Antidepressant medications include: Serotonin-specific reuptake inhibitors (SSRI’s) fluoxetine, sertraline, citalopram, escitalopram, paroxetine, fluvoxamine; Serotonin-norepinephrine reuptake inhibitors (SNRI’s) venlafaxine, duloxetine, and desvenlafaxine; and atypical agents, bupropion, nefazodone, mirtazapine, and trazodone. Older agents such as Tricyclic antidepressants (TCA’s) and Monoamine Oxidase inhibitors (MAO’s) have more significant side effects and drug interactions and are now used infrequently, but may have utility in the treatment of more severe or refractory mood disorders. Choice of anti-depressant therapy should consider efficacy and tolerability, co-morbid medical conditions, and potential drug-drug interactions. The relatively low side effect burden of SSRI’s makes then first line treatment for most patients. However, depressed patients with co-morbid physical symptoms such as headache, pain and fatigue may respond less well to SSRI’s than those without such symptoms [35], raising concerns that childhood cancer survivors with physical late effects may be at risk for more refractory symptoms of depression.

It is important to note that the onset of effect for SSRI’s is usually 2–3 weeks, and it may take 4–6 weeks for full effect. The most common adverse effects of SSRI’s include nausea, tremor, headache, excessive sweating, activation or sedation, insomnia, dizziness, rash and dry mouth [36]. Many of these side effects are dose-dependent, and generally subside with time. There is also a rare side effect of toxicity and serotonin syndrome, especially when there are multiple serotonergic agents being taken. Emergence of sexual dysfunction including decreased libido, erectile dysfunction, delayed ejaculation and anorgasmia may occur, and can be a source of non-adherence to treatment [37]. Among the SSRI’s, Citalopram is noted to have the fewest inhibitory effects on cyp450 isoenzymes [38], making it potentially useful when these interactions are of concern to prescribers. Recent US Food and Drug Administration (FDA) warnings about increased risk of prolonged QTc at doses above 40 mg may limit use of Citalopram in higher doses among patients with existing cardiac risk factors [39]

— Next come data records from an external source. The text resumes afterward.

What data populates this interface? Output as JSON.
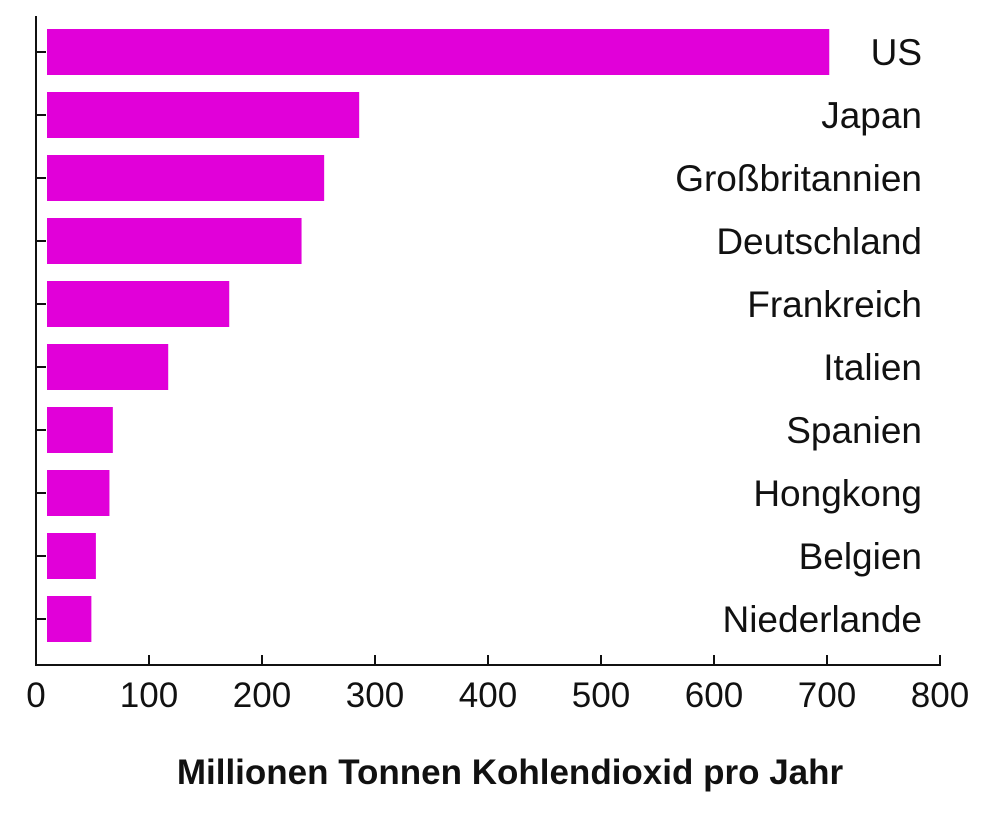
{
  "chart_data": {
    "type": "bar",
    "orientation": "horizontal",
    "categories": [
      "US",
      "Japan",
      "Großbritannien",
      "Deutschland",
      "Frankreich",
      "Italien",
      "Spanien",
      "Hongkong",
      "Belgien",
      "Niederlande"
    ],
    "values": [
      702,
      286,
      255,
      235,
      171,
      117,
      68,
      65,
      53,
      49
    ],
    "xlabel": "Millionen Tonnen Kohlendioxid pro Jahr",
    "ylabel": "",
    "xlim": [
      0,
      800
    ],
    "xticks": [
      0,
      100,
      200,
      300,
      400,
      500,
      600,
      700,
      800
    ],
    "bar_color": "#e100d9",
    "grid": false,
    "legend": "none"
  }
}
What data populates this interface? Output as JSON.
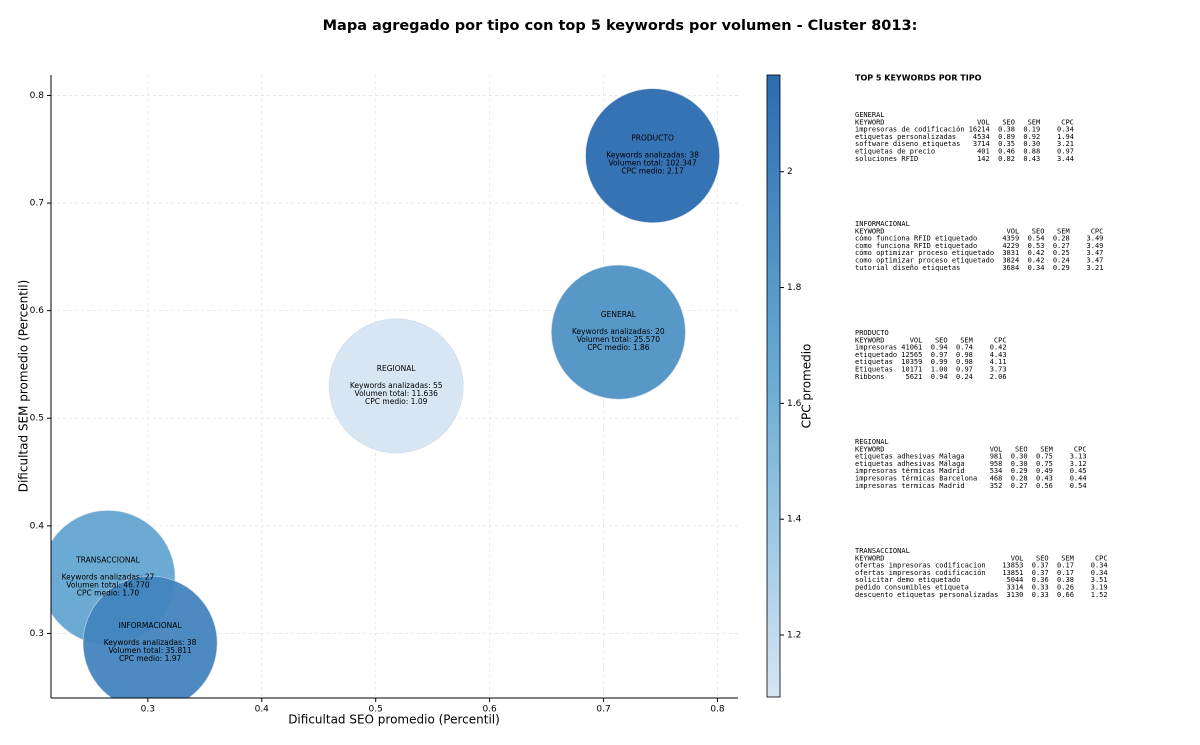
{
  "chart_data": {
    "type": "bubble",
    "title": "Mapa agregado por tipo con top 5 keywords por volumen - Cluster 8013:",
    "x_label": "Dificultad SEO promedio (Percentil)",
    "y_label": "Dificultad SEM promedio (Percentil)",
    "colorbar_label": "CPC promedio",
    "xlim": [
      0.215,
      0.818
    ],
    "ylim": [
      0.24,
      0.819
    ],
    "xticks": [
      0.3,
      0.4,
      0.5,
      0.6,
      0.7,
      0.8
    ],
    "yticks": [
      0.3,
      0.4,
      0.5,
      0.6,
      0.7,
      0.8
    ],
    "clim": [
      1.093,
      2.167
    ],
    "cticks": [
      1.2,
      1.4,
      1.6,
      1.8,
      2.0
    ],
    "colormap": [
      "#d6e5f3",
      "#6aaed6",
      "#2b6cb0"
    ],
    "grid": true,
    "points": [
      {
        "name": "PRODUCTO",
        "x": 0.743,
        "y": 0.744,
        "cpc": 2.17,
        "lines": [
          "Keywords analizadas: 38",
          "Volumen total: 102.347",
          "CPC medio: 2.17"
        ]
      },
      {
        "name": "GENERAL",
        "x": 0.713,
        "y": 0.58,
        "cpc": 1.86,
        "lines": [
          "Keywords analizadas: 20",
          "Volumen total: 25.570",
          "CPC medio: 1.86"
        ]
      },
      {
        "name": "REGIONAL",
        "x": 0.518,
        "y": 0.53,
        "cpc": 1.09,
        "lines": [
          "Keywords analizadas: 55",
          "Volumen total: 11.636",
          "CPC medio: 1.09"
        ]
      },
      {
        "name": "TRANSACCIONAL",
        "x": 0.265,
        "y": 0.352,
        "cpc": 1.7,
        "lines": [
          "Keywords analizadas: 27",
          "Volumen total: 46.770",
          "CPC medio: 1.70"
        ]
      },
      {
        "name": "INFORMACIONAL",
        "x": 0.302,
        "y": 0.291,
        "cpc": 1.97,
        "lines": [
          "Keywords analizadas: 38",
          "Volumen total: 35.811",
          "CPC medio: 1.97"
        ]
      }
    ]
  },
  "panel": {
    "title": "TOP 5 KEYWORDS POR TIPO",
    "groups": [
      {
        "title": "GENERAL",
        "columns": [
          "KEYWORD",
          "VOL",
          "SEO",
          "SEM",
          "CPC"
        ],
        "rows": [
          [
            "impresoras de codificación",
            "16214",
            "0.38",
            "0.19",
            "0.34"
          ],
          [
            "etiquetas personalizadas",
            "4534",
            "0.89",
            "0.92",
            "1.94"
          ],
          [
            "software diseno etiquetas",
            "3714",
            "0.35",
            "0.30",
            "3.21"
          ],
          [
            "etiquetas de precio",
            "401",
            "0.46",
            "0.88",
            "0.97"
          ],
          [
            "soluciones RFID",
            "142",
            "0.82",
            "0.43",
            "3.44"
          ]
        ]
      },
      {
        "title": "INFORMACIONAL",
        "columns": [
          "KEYWORD",
          "VOL",
          "SEO",
          "SEM",
          "CPC"
        ],
        "rows": [
          [
            "cómo funciona RFID etiquetado",
            "4359",
            "0.54",
            "0.28",
            "3.49"
          ],
          [
            "como funciona RFID etiquetado",
            "4229",
            "0.53",
            "0.27",
            "3.49"
          ],
          [
            "cómo optimizar proceso etiquetado",
            "3831",
            "0.42",
            "0.25",
            "3.47"
          ],
          [
            "como optimizar proceso etiquetado",
            "3824",
            "0.42",
            "0.24",
            "3.47"
          ],
          [
            "tutorial diseño etiquetas",
            "3684",
            "0.34",
            "0.29",
            "3.21"
          ]
        ]
      },
      {
        "title": "PRODUCTO",
        "columns": [
          "KEYWORD",
          "VOL",
          "SEO",
          "SEM",
          "CPC"
        ],
        "rows": [
          [
            "impresoras",
            "41061",
            "0.94",
            "0.74",
            "0.42"
          ],
          [
            "etiquetado",
            "12565",
            "0.97",
            "0.98",
            "4.43"
          ],
          [
            "etiquetas",
            "10359",
            "0.99",
            "0.98",
            "4.11"
          ],
          [
            "Etiquetas",
            "10171",
            "1.00",
            "0.97",
            "3.73"
          ],
          [
            "Ribbons",
            "5621",
            "0.94",
            "0.24",
            "2.06"
          ]
        ]
      },
      {
        "title": "REGIONAL",
        "columns": [
          "KEYWORD",
          "VOL",
          "SEO",
          "SEM",
          "CPC"
        ],
        "rows": [
          [
            "etiquetas adhesivas Malaga",
            "981",
            "0.30",
            "0.75",
            "3.13"
          ],
          [
            "etiquetas adhesivas Málaga",
            "958",
            "0.30",
            "0.75",
            "3.12"
          ],
          [
            "impresoras térmicas Madrid",
            "534",
            "0.29",
            "0.49",
            "0.45"
          ],
          [
            "impresoras térmicas Barcelona",
            "468",
            "0.28",
            "0.43",
            "0.44"
          ],
          [
            "impresoras termicas Madrid",
            "352",
            "0.27",
            "0.56",
            "0.54"
          ]
        ]
      },
      {
        "title": "TRANSACCIONAL",
        "columns": [
          "KEYWORD",
          "VOL",
          "SEO",
          "SEM",
          "CPC"
        ],
        "rows": [
          [
            "ofertas impresoras codificacion",
            "13853",
            "0.37",
            "0.17",
            "0.34"
          ],
          [
            "ofertas impresoras codificación",
            "13851",
            "0.37",
            "0.17",
            "0.34"
          ],
          [
            "solicitar demo etiquetado",
            "5044",
            "0.36",
            "0.38",
            "3.51"
          ],
          [
            "pedido consumibles etiqueta",
            "3314",
            "0.33",
            "0.26",
            "3.19"
          ],
          [
            "descuento etiquetas personalizadas",
            "3130",
            "0.33",
            "0.66",
            "1.52"
          ]
        ]
      }
    ]
  }
}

In 2003, the FDA in the United States received unpublished data from placebo-controlled trials which suggested that paroxetine taken by pediatric patients with major depressive disorder might be associated with an elevated risk of “suicide attempts” and “possibly suicide-related” events. In 2007, the FDA made revisions to labeling for SSRI’s and extended caution to young adults, stating that when compared to placebo, antidepressants increased the risk of suicidal thinking and behavior in children, adolescents, and young adults with major depressive disorder and other psychiatric disorders.

Data from large epidemiological studies examining rates of suicidal behavior have found no statistically significant effect of antidepressants on the likelihood of actual suicide attempt [40]. A study of four older antidepressant medications (fluoxetine, paroxetine, amitriptyline, and dothiepin) also concluded there were no significant associations between the use of a particular study antidepressant and the risk of suicide, although the risk of suicidal behavior was observed to be increased in the first month after starting antidepressants [41].

Although survivors of childhood cancer have increased rates of suicidal ideation that is associated with depression [4, 5], there is no data that SSRI treatment is specifically associated with suicidality in these patients.

Survivors who present with symptoms of depression require a careful history, consideration of non-pharamacologic approaches and potential medical causes, and close follow-up. General medical clinicians who use pharmacotherapy should prescribe recommended dosing for antidepressants, with specific caution and dose adjustments in patients with hepatic or renal insufficiency, or cardiac risk factors. Patients should be monitored regularly for treatment efficacy, side effects, and suicidal ideation, especially during initial dose titration. Patients with refractory symptoms need re-assessment and likely referral to specialized mental health clinicians.